A la question de savoir s'il était optimiste, il a répondu en invoquant Pierre Mendès-France, président du Conseil socialiste sous la IVe République, à qui il a ensuite rendu hommage à Louviers (Eure), déclarant: "Pierre Mendès-France était connu pour dire la vérité, même quand elle est difficile et pour faire des choix courageux. Je suis dans cette même démarche de vérité."

"C'est difficile de trouver un repreneur, nous devons tout faire pour aller le chercher (...) L'Etat fera son devoir mais l'Etat ne peut pas être le repreneur et ça, les salariés le savent parfaitement", a-t-il encore dit.

"Il ne faut pas promettre ce que l'on ne peut pas tenir", a-t-il répété plus tard à Louviers dans une nouvelle référence à Pierre Mendès-France dont il venait de visiter l'exposition.

Dans l'une des salles qu'il venait de parcourir, une citation de l'ancien président du Conseil disait: "Nous ne devons jamais promettre au-delà de ce que nous sommes absolument sûrs de pouvoir tenir ; il faut que nous soyons un parti qui tient sa parole".

"JE DOIS MONTRER L'EXEMPLE"

François Hollande était accompagné en Normandie du ministre du Redressement productif, Arnaud Montebourg, qui avait évoqué un temps une piste libyenne pour la reprise de Petroplus, ainsi que du ministre des Affaires étrangères, Laurent Fabius, présent à ses côtés en tant qu'élu local.

Le chef de l'Etat s'était rendu à Petit-Couronne en janvier 2012, pendant la campagne électorale.

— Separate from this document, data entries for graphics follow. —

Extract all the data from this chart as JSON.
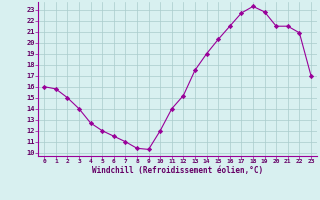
{
  "x": [
    0,
    1,
    2,
    3,
    4,
    5,
    6,
    7,
    8,
    9,
    10,
    11,
    12,
    13,
    14,
    15,
    16,
    17,
    18,
    19,
    20,
    21,
    22,
    23
  ],
  "y": [
    16.0,
    15.8,
    15.0,
    14.0,
    12.7,
    12.0,
    11.5,
    11.0,
    10.4,
    10.3,
    12.0,
    14.0,
    15.2,
    17.5,
    19.0,
    20.3,
    21.5,
    22.7,
    23.3,
    22.8,
    21.5,
    21.5,
    20.9,
    17.0
  ],
  "line_color": "#990099",
  "marker": "D",
  "marker_size": 2.2,
  "bg_color": "#d8f0f0",
  "grid_color": "#aacccc",
  "xlabel": "Windchill (Refroidissement éolien,°C)",
  "xlim": [
    -0.5,
    23.5
  ],
  "ylim": [
    9.7,
    23.7
  ],
  "yticks": [
    10,
    11,
    12,
    13,
    14,
    15,
    16,
    17,
    18,
    19,
    20,
    21,
    22,
    23
  ],
  "xticks": [
    0,
    1,
    2,
    3,
    4,
    5,
    6,
    7,
    8,
    9,
    10,
    11,
    12,
    13,
    14,
    15,
    16,
    17,
    18,
    19,
    20,
    21,
    22,
    23
  ],
  "tick_color": "#990099",
  "label_color": "#660066",
  "spine_color": "#990099"
}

Des manifestants à Val-de-Reuil lui ont demandé de "tenir ses promesses" faites alors.

Le porte-parole de l'intersyndicale, de Petroplus, Yvon Scornet, a déclaré après la réunion que si François Hollande s'était engagé à "tout faire pour faire avancer le dossier", il n'avait pour autant donné aucune garantie.

Il a souligné que ses relations avec le nouveau gouvernement socialiste étaient différentes de celles entretenues avec le pouvoir sous Nicolas Sarkozy, pour ajouter aussitôt: "Mais ça ne nous empêchera pas de taper du poing sur la table."

"Ça fait plus d'un an qu'on se bat pour nos emplois, pas pour avoir de meilleures conditions de licenciement", a-t-il rappelé.

Après cette rencontre, François Hollande a déambulé dans les rues de la ville nouvelle de Val-de-Reuil, qui a fait l'objet d'un plan de rénovation, en compagnie du ministre de la Ville, François Lamy.

Le chef de l'Etat compte multiplier ce genre de visite en régions à la rencontre des Français en 2013, au rythme d'une par semaine en moyenne.

"Aujourd'hui, je dois encore être davantage présent sur le terrain national et je dois montrer l'exemple, je suis le premier responsable", a-t-il répété devant la presse qui lui rappelait ses maigres scores dans les sondages d'opinion.

"Ce qui va et ce qui ne va pas, c'est au président de la République de l'assumer. Je ne délègue à personne d'autre cette responsabilité d'assumer devant les Français la politique que je conduis", a ajouté François Hollande.